Poly 3,4-ethylenedioxythiophene (PEDOT)- and polyaniline (PANI) nanocomposites were synthesized based on manganese dioxide in the form of Nanorod. Suitability of these composites was studied extensively as an electrode material for symmetric supercapacitor in a widened operating voltage window of 1.2V. Role of manganese dioxide during reverse microemulsion polymerization in n-hexane medium for PEDOT and aqueous dispersion polymerization for PANI, have been accounted through X-ray photoelectron spectroscopy (XPS).
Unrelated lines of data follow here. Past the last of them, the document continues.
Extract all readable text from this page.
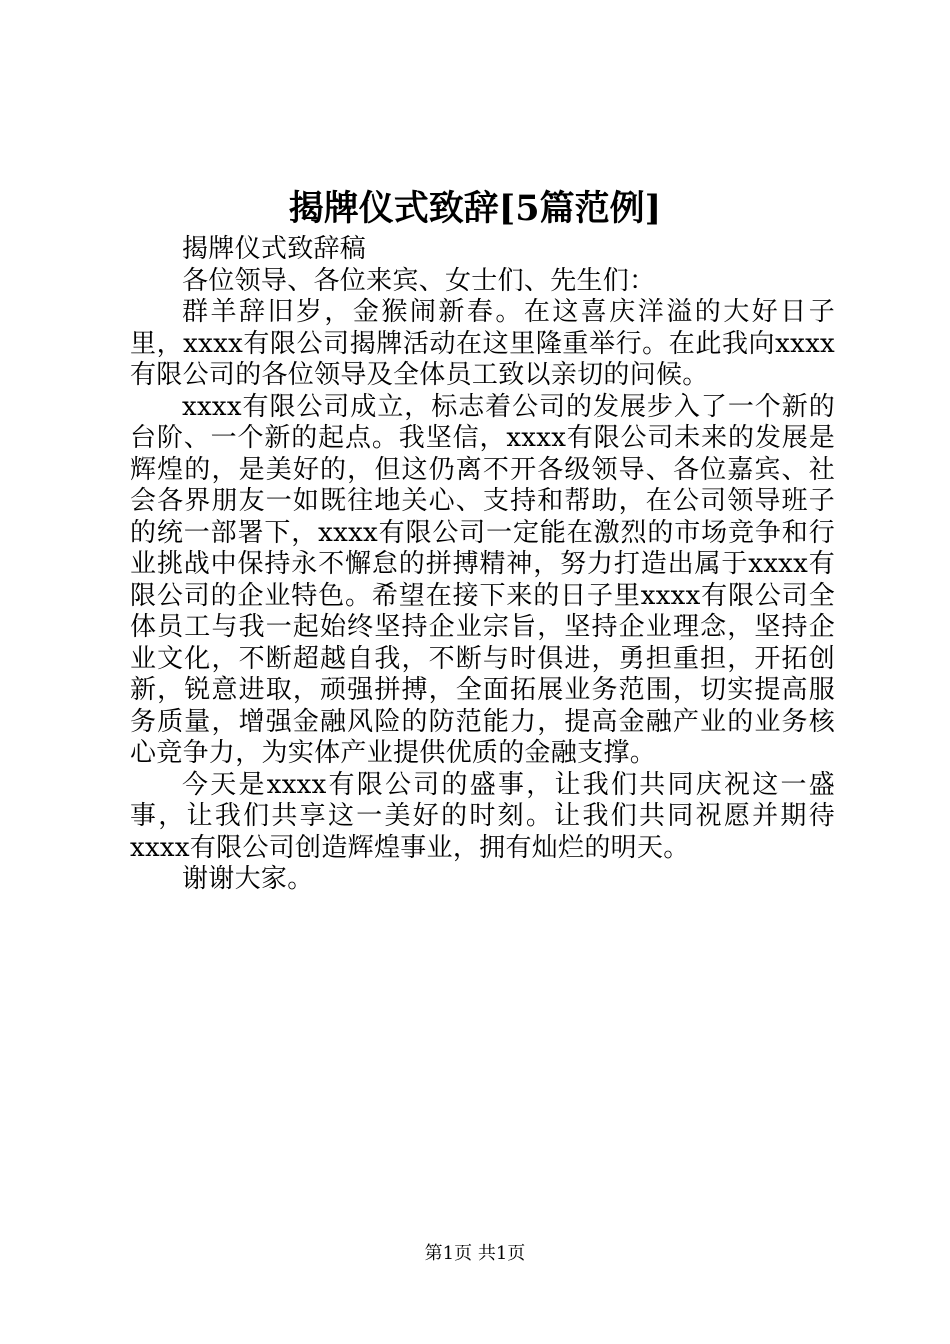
揭牌仪式致辞[5篇范例]

揭牌仪式致辞稿

各位领导、各位来宾、女士们、先生们：

群羊辞旧岁，金猴闹新春。在这喜庆洋溢的大好日子里，xxxx有限公司揭牌活动在这里隆重举行。在此我向xxxx有限公司的各位领导及全体员工致以亲切的问候。

xxxx有限公司成立，标志着公司的发展步入了一个新的台阶、一个新的起点。我坚信，xxxx有限公司未来的发展是辉煌的，是美好的，但这仍离不开各级领导、各位嘉宾、社会各界朋友一如既往地关心、支持和帮助，在公司领导班子的统一部署下，xxxx有限公司一定能在激烈的市场竞争和行业挑战中保持永不懈怠的拼搏精神，努力打造出属于xxxx有限公司的企业特色。希望在接下来的日子里xxxx有限公司全体员工与我一起始终坚持企业宗旨，坚持企业理念，坚持企业文化，不断超越自我，不断与时俱进，勇担重担，开拓创新，锐意进取，顽强拼搏，全面拓展业务范围，切实提高服务质量，增强金融风险的防范能力，提高金融产业的业务核心竞争力，为实体产业提供优质的金融支撑。

今天是xxxx有限公司的盛事，让我们共同庆祝这一盛事，让我们共享这一美好的时刻。让我们共同祝愿并期待xxxx有限公司创造辉煌事业，拥有灿烂的明天。

谢谢大家。

第1页 共1页
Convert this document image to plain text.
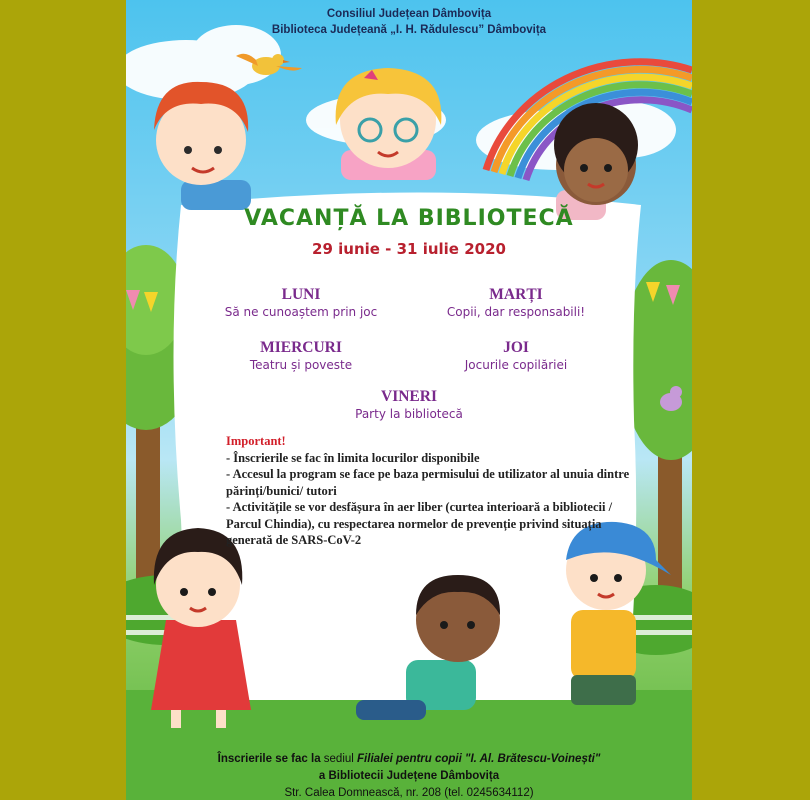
Consiliul Județean Dâmbovița
Biblioteca Județeană „I. H. Rădulescu” Dâmbovița
VACANȚĂ LA BIBLIOTECĂ
29 iunie - 31 iulie 2020
LUNI
Să ne cunoaștem prin joc
MARȚI
Copii, dar responsabili!
MIERCURI
Teatru și poveste
JOI
Jocurile copilăriei
VINERI
Party la bibliotecă
Important!
- Înscrierile se fac în limita locurilor disponibile
- Accesul la program se face pe baza permisului de utilizator al unuia dintre părinți/bunici/ tutori
- Activitățile se vor desfășura în aer liber (curtea interioară a bibliotecii / Parcul Chindia), cu respectarea normelor de prevenție privind situația generată de SARS-CoV-2
Înscrierile se fac la sediul Filialei pentru copii "I. Al. Brătescu-Voinești"
a Bibliotecii Județene Dâmbovița
Str. Calea Domnească, nr. 208 (tel. 0245634112)
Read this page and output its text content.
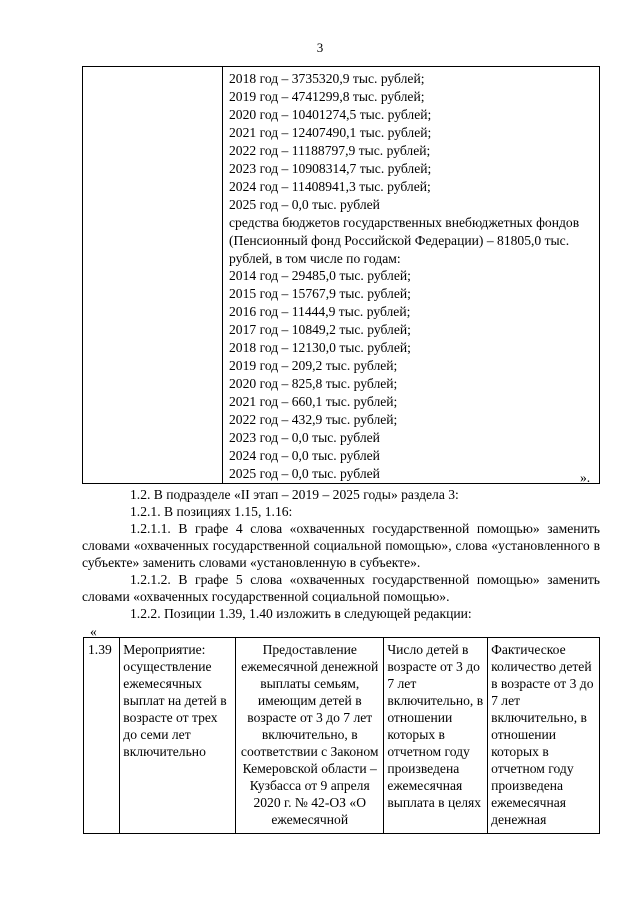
3

2018 год – 3735320,9 тыс. рублей;
2019 год – 4741299,8 тыс. рублей;
2020 год – 10401274,5 тыс. рублей;
2021 год – 12407490,1 тыс. рублей;
2022 год – 11188797,9 тыс. рублей;
2023 год – 10908314,7 тыс. рублей;
2024 год – 11408941,3 тыс. рублей;
2025 год – 0,0 тыс. рублей
средства бюджетов государственных внебюджетных фондов (Пенсионный фонд Российской Федерации) – 81805,0 тыс. рублей, в том числе по годам:
2014 год – 29485,0 тыс. рублей;
2015 год – 15767,9 тыс. рублей;
2016 год – 11444,9 тыс. рублей;
2017 год – 10849,2 тыс. рублей;
2018 год – 12130,0 тыс. рублей;
2019 год – 209,2 тыс. рублей;
2020 год – 825,8 тыс. рублей;
2021 год – 660,1 тыс. рублей;
2022 год – 432,9 тыс. рублей;
2023 год – 0,0 тыс. рублей
2024 год – 0,0 тыс. рублей
2025 год – 0,0 тыс. рублей	».
1.2. В подразделе «II этап – 2019 – 2025 годы» раздела 3:
1.2.1. В позициях 1.15, 1.16:
1.2.1.1. В графе 4 слова «охваченных государственной помощью» заменить словами «охваченных государственной социальной помощью», слова «установленного в субъекте» заменить словами «установленную в субъекте».
1.2.1.2. В графе 5 слова «охваченных государственной помощью» заменить словами «охваченных государственной социальной помощью».
1.2.2. Позиции 1.39, 1.40 изложить в следующей редакции:
«
1.39	Мероприятие: осуществление ежемесячных выплат на детей в возрасте от трех до семи лет включительно	Предоставление ежемесячной денежной выплаты семьям, имеющим детей в возрасте от 3 до 7 лет включительно, в соответствии с Законом Кемеровской области – Кузбасса от 9 апреля 2020 г. № 42-ОЗ «О ежемесячной	Число детей в возрасте от 3 до 7 лет включительно, в отношении которых в отчетном году произведена ежемесячная выплата в целях	Фактическое количество детей в возрасте от 3 до 7 лет включительно, в отношении которых в отчетном году произведена ежемесячная денежная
Structural morphology as well as thermal characterization was carried out using XRD, SEM, TEM, IR and TGA. Charge storage mechanism in these nanocomposites have been investigated through cyclic voltammetry (CV) at different scan rates (2–20mV/s), where intercalation of metal ion during reduction and de-intercalation upon oxidation predominate over surface adsorption and desorption of metal ions into electrode material. Higher specific capacitance for PEDOT–MnO2 (315F/g) and PANI–MnO2 (221F/g) are observed in comparison with its constituent MnO2 (158F/g) where the internal pore volume plays a significant role over the total surface area. AC impedance measurement in the frequency range 10kHz to 10mHz with potential amplitude of 5mV were carried out to ascertain the pseudocapacitance (CFS) arising from the redox reactions over the electrical double layer capacitance (CDL) in the composite materials.